Released on August 28, 2025.

  • BotKit now supports Node.js alongside of Deno. The minimum required version of Node.js is 22.0.0.

@fedify/botkit

@fedify/botkit-sqlite

  • Added SqliteRepository class that implements a SQLite-based repository for BotKit.
  • Added SqliteRepositoryOptions interface.

Version 0.2.4

Released on August 26, 2025.

  • Upgraded Fedifyh to 1.5.7 which fixes a bug where HTTP Signature verification failed for requests having created or expires fields in their Signature header, causing 500 Internal Server Error responses in inbox handlers.

Version 0.2.3

Released on August 25, 2025.

  • Upgraded Fedify to 1.5.6, which fixes a bug where ActivityPub Discovery failed to recognize XHTML self-closing <link> tags. The HTML/XHTML parser now correctly handles whitespace before the self-closing slash (/>), improving compatibility with XHTML documents that follow the self-closing tag format.

Version 0.2.2

Released on August 8, 2025.

  • Upgrade Fedify to 1.5.5, which includes a critical security fix CVE-2025-54888 that addresses an authentication bypass vulnerability allowing actor impersonation. [CVE-2025-54888]

Version 0.2.1

Released on July 8, 2025.

Version 0.2.0

Released on April 21, 2025.

Version 0.1.4

Released on August 26, 2025.

  • Upgraded Fedifyh to 1.4.15 which fixes a bug where HTTP Signature verification failed for requests having created or expires fields in their Signature header, causing 500 Internal Server Error responses in inbox handlers.

Version 0.1.3

Released on August 25, 2025.

  • Upgraded Fedify to 1.4.14, which fixes a bug where ActivityPub Discovery failed to recognize XHTML self-closing <link> tags.

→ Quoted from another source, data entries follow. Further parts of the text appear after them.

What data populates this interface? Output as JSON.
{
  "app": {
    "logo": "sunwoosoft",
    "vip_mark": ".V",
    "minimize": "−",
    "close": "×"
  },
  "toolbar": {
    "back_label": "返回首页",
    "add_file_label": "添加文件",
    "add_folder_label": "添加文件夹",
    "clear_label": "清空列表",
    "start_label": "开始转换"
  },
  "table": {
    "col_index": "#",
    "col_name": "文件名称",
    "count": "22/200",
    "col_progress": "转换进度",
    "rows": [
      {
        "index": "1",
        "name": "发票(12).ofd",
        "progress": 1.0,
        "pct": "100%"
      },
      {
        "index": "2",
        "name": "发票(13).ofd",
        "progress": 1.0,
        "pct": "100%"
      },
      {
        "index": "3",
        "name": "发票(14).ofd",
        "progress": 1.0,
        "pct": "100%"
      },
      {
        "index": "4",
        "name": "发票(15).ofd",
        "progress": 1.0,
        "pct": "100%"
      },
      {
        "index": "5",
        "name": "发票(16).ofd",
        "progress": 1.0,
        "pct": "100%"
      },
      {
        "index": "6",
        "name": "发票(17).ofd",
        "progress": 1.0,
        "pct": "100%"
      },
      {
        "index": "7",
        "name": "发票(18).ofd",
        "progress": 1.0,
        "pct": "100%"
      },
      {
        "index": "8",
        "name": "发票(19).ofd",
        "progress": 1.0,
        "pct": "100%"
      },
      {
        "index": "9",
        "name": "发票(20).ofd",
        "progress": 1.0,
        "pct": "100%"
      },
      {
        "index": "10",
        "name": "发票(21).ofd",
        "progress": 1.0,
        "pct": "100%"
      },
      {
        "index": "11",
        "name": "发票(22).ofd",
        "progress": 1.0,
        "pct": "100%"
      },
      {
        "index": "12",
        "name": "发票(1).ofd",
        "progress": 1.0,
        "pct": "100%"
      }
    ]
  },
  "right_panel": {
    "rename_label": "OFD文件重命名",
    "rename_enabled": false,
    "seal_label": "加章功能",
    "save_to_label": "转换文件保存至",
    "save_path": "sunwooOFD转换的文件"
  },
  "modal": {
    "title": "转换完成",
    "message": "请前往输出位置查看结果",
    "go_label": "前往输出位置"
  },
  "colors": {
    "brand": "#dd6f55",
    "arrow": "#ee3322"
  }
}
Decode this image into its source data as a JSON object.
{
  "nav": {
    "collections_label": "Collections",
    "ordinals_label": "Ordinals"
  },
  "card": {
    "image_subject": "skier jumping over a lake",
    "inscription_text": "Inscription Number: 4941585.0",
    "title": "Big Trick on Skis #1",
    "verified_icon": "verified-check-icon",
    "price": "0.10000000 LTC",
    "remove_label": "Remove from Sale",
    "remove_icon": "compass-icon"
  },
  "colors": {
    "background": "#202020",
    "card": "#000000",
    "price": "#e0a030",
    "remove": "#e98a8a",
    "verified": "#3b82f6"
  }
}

The HTML/XHTML parser now correctly handles whitespace before the self-closing slash (/>), improving compatibility with XHTML documents that follow the self-closing tag format.

Version 0.1.2

Released on August 8, 2025.

  • Upgraded Fedify to 1.4.13, which includes a critical security fix CVE-2025-54888 that addresses an authentication bypass vulnerability allowing actor impersonation. [CVE-2025-54888]

Version 0.1.1

Released on February 10, 2025.

  • Fixed a bug where direct and followers-only messages that reply to a bot had been forwarded to the bot's followers.

Version 0.1.0

Initial release. Released on February 7, 2025.